The St. Louis Rams, just like the mighty Gateway Arch and the St. Louis Cardinals, will eventually prove to be timeless institution and a tremendous representative of St. Louis throughout the United States and the world.
50 years from now, names like Kurt Warner, Marshall Faulk, Isaac Bruce, Dick Vermeil, and yes, perhaps a Sam Bradford, will be etched into the fabric of St. Louis sports history like the names of Stan Musial, Enos Slaughter, Lou Brock, Bob Gibson, and Ozzie Smith are today.
Another name that will be carved into the granite of the collective memory and legacy of St.
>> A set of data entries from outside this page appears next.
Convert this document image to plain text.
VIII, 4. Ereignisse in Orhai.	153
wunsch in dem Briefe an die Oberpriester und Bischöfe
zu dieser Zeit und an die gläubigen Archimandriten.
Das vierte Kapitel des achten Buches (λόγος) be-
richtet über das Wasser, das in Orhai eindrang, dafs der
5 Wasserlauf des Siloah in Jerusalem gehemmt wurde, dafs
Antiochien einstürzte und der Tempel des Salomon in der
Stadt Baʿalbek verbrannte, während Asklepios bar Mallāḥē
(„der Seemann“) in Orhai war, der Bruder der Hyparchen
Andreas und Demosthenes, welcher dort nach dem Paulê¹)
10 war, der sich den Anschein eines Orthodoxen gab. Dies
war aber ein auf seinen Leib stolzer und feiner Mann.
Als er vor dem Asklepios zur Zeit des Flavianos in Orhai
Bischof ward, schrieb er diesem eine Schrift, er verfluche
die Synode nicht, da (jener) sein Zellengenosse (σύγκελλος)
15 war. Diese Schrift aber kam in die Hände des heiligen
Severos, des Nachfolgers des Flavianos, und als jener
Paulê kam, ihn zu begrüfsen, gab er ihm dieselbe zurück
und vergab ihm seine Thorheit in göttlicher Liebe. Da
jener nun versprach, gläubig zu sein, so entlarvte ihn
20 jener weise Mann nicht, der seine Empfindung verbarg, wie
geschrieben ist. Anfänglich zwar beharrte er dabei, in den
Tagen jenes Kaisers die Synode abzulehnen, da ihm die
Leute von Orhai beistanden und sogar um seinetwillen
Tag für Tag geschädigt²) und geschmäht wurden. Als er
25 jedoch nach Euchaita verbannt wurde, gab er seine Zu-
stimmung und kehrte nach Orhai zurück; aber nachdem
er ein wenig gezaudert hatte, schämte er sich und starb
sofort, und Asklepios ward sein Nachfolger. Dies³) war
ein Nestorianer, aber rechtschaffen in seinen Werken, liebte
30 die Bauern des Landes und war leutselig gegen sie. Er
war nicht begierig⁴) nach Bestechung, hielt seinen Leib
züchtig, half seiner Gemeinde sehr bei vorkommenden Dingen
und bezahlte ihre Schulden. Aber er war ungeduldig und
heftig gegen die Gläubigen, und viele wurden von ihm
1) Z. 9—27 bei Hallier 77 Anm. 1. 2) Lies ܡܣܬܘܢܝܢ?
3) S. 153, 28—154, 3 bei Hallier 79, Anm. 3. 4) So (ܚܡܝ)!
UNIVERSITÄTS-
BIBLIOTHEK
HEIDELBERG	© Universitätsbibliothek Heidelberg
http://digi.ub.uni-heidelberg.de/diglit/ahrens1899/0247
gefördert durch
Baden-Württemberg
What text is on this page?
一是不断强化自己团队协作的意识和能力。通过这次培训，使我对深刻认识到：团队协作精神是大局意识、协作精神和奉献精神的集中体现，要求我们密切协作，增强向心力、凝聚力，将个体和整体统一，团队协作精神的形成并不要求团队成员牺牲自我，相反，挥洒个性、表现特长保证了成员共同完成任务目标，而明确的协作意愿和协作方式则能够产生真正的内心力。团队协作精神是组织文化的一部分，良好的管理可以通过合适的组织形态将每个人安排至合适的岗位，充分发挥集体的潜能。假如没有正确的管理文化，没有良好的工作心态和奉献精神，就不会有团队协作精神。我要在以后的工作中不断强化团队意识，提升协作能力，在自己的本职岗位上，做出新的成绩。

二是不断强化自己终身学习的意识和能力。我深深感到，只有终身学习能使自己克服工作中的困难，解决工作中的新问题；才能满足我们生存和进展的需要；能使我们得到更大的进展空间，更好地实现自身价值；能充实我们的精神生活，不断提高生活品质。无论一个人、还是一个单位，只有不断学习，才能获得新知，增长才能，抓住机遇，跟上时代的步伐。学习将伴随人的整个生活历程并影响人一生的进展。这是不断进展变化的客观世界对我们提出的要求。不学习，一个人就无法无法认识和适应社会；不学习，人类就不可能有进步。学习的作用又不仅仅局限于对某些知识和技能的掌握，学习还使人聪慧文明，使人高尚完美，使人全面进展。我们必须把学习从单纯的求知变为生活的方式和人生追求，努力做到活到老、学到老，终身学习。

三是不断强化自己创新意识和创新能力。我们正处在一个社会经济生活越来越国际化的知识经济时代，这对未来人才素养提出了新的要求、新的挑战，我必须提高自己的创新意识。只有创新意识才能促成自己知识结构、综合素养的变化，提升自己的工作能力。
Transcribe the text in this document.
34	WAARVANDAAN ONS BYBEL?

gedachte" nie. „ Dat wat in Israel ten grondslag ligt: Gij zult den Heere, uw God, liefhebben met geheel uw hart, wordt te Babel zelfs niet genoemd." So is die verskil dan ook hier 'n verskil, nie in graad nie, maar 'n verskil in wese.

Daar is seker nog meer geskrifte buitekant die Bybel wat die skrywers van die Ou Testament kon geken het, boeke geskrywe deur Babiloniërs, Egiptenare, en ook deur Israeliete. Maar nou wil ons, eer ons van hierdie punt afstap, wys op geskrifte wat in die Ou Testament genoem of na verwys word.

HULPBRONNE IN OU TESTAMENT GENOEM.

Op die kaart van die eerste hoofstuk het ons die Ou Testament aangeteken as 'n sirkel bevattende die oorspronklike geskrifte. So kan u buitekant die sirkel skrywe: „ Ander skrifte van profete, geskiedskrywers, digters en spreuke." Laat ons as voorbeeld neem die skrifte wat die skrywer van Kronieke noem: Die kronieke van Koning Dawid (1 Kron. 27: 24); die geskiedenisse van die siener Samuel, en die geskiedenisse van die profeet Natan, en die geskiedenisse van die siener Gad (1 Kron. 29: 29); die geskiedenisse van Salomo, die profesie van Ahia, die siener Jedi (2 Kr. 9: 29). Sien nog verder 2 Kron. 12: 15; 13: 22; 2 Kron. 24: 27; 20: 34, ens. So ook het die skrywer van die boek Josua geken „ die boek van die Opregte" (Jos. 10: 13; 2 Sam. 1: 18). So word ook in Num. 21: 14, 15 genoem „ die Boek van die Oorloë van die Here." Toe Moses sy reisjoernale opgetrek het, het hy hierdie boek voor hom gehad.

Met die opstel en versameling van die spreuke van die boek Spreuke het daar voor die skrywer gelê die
Louis sports fans and citizens in general will certainly be none other than Missouri's own Enos Stanley Kroenke, who will one day be remembered for generations as the man who cemented and sealed the legacy of NFL football here with a proud and great NFL franchise, the Rams of St. Louis.
This is "Silent" Stan's opportunity to be remembered forever as a champion for Missouri and a champion for St. Louis. It is Kroenke's opportunity, in his own way, to speak louder than ever. He will not pass on this opportunity. Ultimately, his voice will forever be heard.
Just watch and see.
Enos Stanley Kroenke, with the aid of his highly capable right-hand man Kevin Demoff, will make his mark.
It will be interesting to see if the Rams do indeed get the prized Bottle District property adjacent to the Edward Jones Dome. Perhaps elite developer Stan Kroenke would develop a "Ballpark Village" type area that the Cardinals have not delivered and help revitalize downtown and this city in the process.
And it will never be forgotten here in the Show-Me State, where, as "Silent" Stan Kroenke will indeed so prove, that actions do in fact speak much louder than words.